ALBUQUERQUE, N.M. (KRQE) – The University of New Mexico has made a first of its kind discovery more than 700 million light years from earth.
It’s a discovery 12 years in the making for UNM Professor Greg Taylor.
“I was worried I might have to wait until I was 100 or so,” Professor Taylor said.
His hard work and patience paid off when UNM graduate student Karishma Bansal noticed some unique activity going on while studying a galaxy with a pair of supermassive black holes.
“I was like, great, something is happening here. I don’t know what’s happening, but eventually, we established there’s significant motion here so we said great! Let’s write it,” Bansal said.
Now for the first time ever, astronomers at UNM have observed and measured two supermassive black holes moving in tandem, one orbiting the other.
“It’s very exciting.

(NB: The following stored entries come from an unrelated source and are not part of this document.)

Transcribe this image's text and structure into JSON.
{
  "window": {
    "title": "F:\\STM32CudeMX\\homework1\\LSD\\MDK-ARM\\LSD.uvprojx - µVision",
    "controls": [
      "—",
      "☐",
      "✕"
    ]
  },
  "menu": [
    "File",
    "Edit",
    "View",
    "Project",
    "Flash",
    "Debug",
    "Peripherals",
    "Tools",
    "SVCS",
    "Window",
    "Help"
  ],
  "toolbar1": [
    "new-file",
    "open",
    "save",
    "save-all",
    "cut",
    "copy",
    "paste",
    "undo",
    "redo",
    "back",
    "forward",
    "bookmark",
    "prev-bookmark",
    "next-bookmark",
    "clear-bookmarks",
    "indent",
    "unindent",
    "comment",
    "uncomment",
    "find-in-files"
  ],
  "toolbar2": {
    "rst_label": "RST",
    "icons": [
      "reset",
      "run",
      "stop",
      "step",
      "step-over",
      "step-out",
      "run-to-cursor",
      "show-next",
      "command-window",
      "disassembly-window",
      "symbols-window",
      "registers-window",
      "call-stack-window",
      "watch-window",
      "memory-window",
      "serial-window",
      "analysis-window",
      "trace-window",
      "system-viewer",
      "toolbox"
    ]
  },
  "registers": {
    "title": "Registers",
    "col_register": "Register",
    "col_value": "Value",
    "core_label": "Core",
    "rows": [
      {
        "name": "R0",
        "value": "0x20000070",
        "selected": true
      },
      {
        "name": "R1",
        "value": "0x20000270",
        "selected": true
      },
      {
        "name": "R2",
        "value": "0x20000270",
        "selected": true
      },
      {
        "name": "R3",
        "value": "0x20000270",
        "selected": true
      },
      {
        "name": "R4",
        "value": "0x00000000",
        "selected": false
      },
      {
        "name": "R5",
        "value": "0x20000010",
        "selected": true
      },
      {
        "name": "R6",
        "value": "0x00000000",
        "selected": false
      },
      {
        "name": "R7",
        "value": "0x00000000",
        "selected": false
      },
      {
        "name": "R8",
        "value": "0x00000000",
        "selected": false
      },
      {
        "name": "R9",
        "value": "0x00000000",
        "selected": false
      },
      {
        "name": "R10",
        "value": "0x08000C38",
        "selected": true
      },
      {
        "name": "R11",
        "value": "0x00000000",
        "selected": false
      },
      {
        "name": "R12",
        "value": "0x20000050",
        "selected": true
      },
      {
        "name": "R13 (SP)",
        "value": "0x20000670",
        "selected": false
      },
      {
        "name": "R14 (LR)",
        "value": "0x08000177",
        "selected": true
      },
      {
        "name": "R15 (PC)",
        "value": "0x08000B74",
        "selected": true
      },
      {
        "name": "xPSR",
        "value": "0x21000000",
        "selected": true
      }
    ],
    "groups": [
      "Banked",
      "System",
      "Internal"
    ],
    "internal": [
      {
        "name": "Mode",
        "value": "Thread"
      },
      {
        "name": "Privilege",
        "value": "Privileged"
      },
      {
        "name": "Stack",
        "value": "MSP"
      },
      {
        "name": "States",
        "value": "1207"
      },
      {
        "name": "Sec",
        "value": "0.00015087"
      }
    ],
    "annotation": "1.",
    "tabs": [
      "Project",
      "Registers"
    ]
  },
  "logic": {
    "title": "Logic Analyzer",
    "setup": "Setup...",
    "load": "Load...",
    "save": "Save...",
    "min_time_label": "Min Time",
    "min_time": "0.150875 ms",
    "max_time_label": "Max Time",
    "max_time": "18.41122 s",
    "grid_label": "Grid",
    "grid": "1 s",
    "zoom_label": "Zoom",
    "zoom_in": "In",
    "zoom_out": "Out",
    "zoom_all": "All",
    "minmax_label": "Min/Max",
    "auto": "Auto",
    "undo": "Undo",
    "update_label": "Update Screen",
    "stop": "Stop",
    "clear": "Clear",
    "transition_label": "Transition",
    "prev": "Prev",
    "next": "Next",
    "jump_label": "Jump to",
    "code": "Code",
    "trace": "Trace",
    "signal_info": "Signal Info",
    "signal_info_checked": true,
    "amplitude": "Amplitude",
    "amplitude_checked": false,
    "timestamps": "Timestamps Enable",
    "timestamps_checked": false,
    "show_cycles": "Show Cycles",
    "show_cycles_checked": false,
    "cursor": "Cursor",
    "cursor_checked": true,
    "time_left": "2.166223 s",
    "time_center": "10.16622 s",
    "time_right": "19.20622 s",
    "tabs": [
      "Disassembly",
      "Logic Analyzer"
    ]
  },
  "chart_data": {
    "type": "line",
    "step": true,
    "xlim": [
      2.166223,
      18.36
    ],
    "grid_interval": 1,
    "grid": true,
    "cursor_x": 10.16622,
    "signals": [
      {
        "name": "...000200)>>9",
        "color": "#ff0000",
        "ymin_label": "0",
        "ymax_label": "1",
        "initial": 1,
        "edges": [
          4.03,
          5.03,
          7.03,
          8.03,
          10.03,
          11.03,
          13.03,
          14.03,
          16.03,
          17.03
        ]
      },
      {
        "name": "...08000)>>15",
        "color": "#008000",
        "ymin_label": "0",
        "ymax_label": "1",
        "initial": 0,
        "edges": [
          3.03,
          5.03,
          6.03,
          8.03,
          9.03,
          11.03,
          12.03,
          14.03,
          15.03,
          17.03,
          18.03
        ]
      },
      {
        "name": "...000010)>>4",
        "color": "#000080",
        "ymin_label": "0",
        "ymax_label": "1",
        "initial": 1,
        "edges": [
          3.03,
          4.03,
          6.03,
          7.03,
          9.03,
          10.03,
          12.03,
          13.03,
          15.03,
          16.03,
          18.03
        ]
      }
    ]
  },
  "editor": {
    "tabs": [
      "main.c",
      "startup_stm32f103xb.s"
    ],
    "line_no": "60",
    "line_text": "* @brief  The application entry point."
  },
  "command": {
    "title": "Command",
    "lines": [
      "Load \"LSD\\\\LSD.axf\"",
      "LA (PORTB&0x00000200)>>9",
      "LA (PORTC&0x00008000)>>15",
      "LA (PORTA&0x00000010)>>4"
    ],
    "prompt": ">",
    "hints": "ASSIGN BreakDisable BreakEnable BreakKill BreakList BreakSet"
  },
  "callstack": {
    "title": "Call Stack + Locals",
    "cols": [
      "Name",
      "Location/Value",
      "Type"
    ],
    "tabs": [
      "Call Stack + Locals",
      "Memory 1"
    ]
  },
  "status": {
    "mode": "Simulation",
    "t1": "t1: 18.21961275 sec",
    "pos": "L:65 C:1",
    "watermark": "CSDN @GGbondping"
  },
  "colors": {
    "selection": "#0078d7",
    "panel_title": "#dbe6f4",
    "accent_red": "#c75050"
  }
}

It was a great feeling when Karishma told me that she could see some motion,” Professor Taylor said.
After the discovery first made its rounds in the science community, UNM has enjoyed some mainstream popularity.
“Usually we publish our papers and we’re luck if we can get a few people to cite them, so it’s very unusual for your colleagues to walk up to you and say, ‘Hey, that’s a very great result,'” Professor Taylor said.
While Bansal is the first author on the research paper, she says the breakthrough was a group effort.
“It was everybody who made that discovery because it was a very difficult project, because the motion is very small. And there’s not just motion — we see one more effect,” Bansal said.
Professor Taylor believes this is great news not only for UNM but also the entire astronomy community.
“I think it’s going to get more people working in this area more. They’re going to see this system, they’re going to get excited about it, and they’re going to want to find more systems like it,” Professor Taylor said.
Stanford collaborated on the project, along with the U.S. Naval Observatory and the Gemini Observatory.
The hope is that the study will provide insight on how galaxies evolve.